Additionally, Thibault has agreed to plead guilty to a one-count information charging him with use of the mail for the purpose of executing a scheme to defraud. This offense carries a punishment of up to 20 years in prison, a fine of up to $250,000, three years of supervised release, and a $100 special assessment.

The plea agreement on file with the U.S. District Court in Knoxville describes in detail Thibault’s forgery scheme, which began when he falsely represented himself as an attorney and agreed to assist two individuals with the adoption of foster children in their custody. In May 2012, Thibault presented the individuals with fake adoption papers that he claimed had been filed in U.S. District Court, signed by U.S. District Judge Thomas A. Varlan, and certified by U.S. District Court Officer Kathy Keeton. An investigation revealed that neither Judge Varlan nor Keeton signed the documents and the signatures were forged.

In October 2012, Thibault demanded that the individuals sign a power of attorney permitting him to represent their interest in the alleged adoption proceedings.
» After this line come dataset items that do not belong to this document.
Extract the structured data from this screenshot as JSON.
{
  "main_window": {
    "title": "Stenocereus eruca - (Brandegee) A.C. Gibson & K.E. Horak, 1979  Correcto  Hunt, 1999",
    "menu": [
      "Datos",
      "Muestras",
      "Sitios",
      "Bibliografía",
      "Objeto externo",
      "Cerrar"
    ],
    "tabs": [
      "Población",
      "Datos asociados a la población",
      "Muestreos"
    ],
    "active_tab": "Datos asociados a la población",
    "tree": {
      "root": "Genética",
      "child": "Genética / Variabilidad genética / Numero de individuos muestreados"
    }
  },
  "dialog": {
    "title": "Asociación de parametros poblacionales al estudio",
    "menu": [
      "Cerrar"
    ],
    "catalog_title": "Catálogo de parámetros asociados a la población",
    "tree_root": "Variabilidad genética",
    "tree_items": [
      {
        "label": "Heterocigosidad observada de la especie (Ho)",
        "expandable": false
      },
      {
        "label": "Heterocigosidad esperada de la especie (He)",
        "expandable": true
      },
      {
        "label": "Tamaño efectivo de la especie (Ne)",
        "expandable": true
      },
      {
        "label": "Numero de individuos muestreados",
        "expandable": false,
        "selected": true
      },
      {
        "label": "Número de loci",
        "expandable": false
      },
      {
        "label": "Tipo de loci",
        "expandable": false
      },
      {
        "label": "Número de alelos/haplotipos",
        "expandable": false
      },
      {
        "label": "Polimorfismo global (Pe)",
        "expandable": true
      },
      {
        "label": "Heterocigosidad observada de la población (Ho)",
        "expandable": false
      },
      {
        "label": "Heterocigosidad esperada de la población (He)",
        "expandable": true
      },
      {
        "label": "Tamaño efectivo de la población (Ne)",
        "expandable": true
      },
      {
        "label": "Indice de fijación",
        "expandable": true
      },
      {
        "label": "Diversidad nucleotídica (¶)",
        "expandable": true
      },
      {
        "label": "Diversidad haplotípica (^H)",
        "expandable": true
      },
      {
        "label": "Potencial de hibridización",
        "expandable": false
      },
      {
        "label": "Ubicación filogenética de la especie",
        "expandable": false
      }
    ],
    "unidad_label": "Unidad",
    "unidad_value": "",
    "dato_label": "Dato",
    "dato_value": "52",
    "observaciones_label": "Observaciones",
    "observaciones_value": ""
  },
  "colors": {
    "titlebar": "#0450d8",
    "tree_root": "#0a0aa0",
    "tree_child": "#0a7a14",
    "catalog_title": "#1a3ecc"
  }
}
However, the power of attorney actually allowed him to conduct certain financial transactions on their behalf. According to the plea agreement, through the course of this scheme, Thibault obtained at least $400,000 from the victims to further his scheme to defraud and obtain money.

These charges are the result of an investigation by the Blount County Sheriff’s Office and Federal Bureau of Investigation. Assistant U.S. Attorney Brooklyn Sawyers represented the United States.